Barilla's decision to acquire Pasta Evangelists may appear timely in terms of another UK lockdown: the direct-to-consumer pasta recipe box company managed to triple its sales in 2020 alone. It also plays into longer term changes in how we shop for food that long preceded the current pandemic. Indeed, 29% of UK adults had already bought groceries online by 2019.
However, the economics of such businesses may not always be immediately attractive. According to their Companies House filings, Pasta Evangalists had already accumulated £4.2m in net losses by May last year alone. Severe losses can only be justified on the presumption that growth will continue and it will bring scale and profitability. Such assumptions may be particularly daunting to food investors in light of a competitive context which is evolving to include scaled grocers and technology players seeking to enter food.

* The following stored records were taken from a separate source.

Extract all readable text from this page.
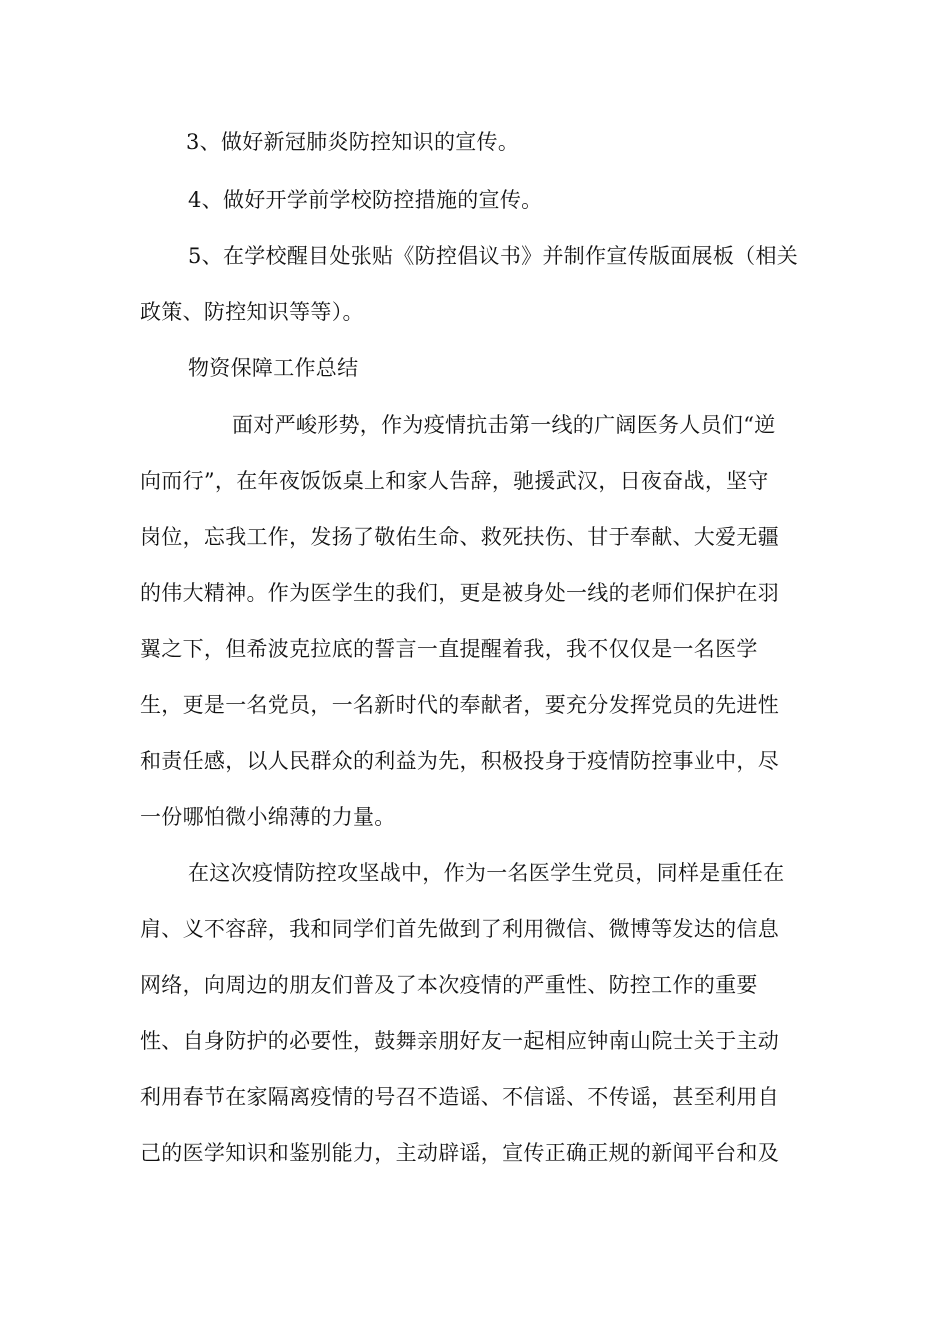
3、做好新冠肺炎防控知识的宣传。
4、做好开学前学校防控措施的宣传。
5、在学校醒目处张贴《防控倡议书》并制作宣传版面展板（相关
政策、防控知识等等）。
物资保障工作总结
面对严峻形势，作为疫情抗击第一线的广阔医务人员们“逆
向而行”，在年夜饭饭桌上和家人告辞，驰援武汉，日夜奋战，坚守
岗位，忘我工作，发扬了敬佑生命、救死扶伤、甘于奉献、大爱无疆
的伟大精神。作为医学生的我们，更是被身处一线的老师们保护在羽
翼之下，但希波克拉底的誓言一直提醒着我，我不仅仅是一名医学
生，更是一名党员，一名新时代的奉献者，要充分发挥党员的先进性
和责任感，以人民群众的利益为先，积极投身于疫情防控事业中，尽
一份哪怕微小绵薄的力量。
在这次疫情防控攻坚战中，作为一名医学生党员，同样是重任在
肩、义不容辞，我和同学们首先做到了利用微信、微博等发达的信息
网络，向周边的朋友们普及了本次疫情的严重性、防控工作的重要
性、自身防护的必要性，鼓舞亲朋好友一起相应钟南山院士关于主动
利用春节在家隔离疫情的号召不造谣、不信谣、不传谣，甚至利用自
己的医学知识和鉴别能力，主动辟谣，宣传正确正规的新闻平台和及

When clients ask us about the wisdom of investing behind direct-to-consumer opportunities, our advice quite rightly is that "it depends" - on the specific category, on the particular market, and on their risk appetite. Long-term trends and new inventions alone cannot deliver attractive returns - as investors in the late 1990s technology crash painfully discovered. Alternatively, delayed decision-making in the search for clarity has also been a recipe for disaster. Instead, proactive decision-making grounded in a sophisticated understanding of market development scenarios and enduring sources of competitive advantage is the best way forward.
Time will tell whether the choice to acquire Pasta Evangalists was profitable. One thing is for sure though: the Marakon team's taste buds approve!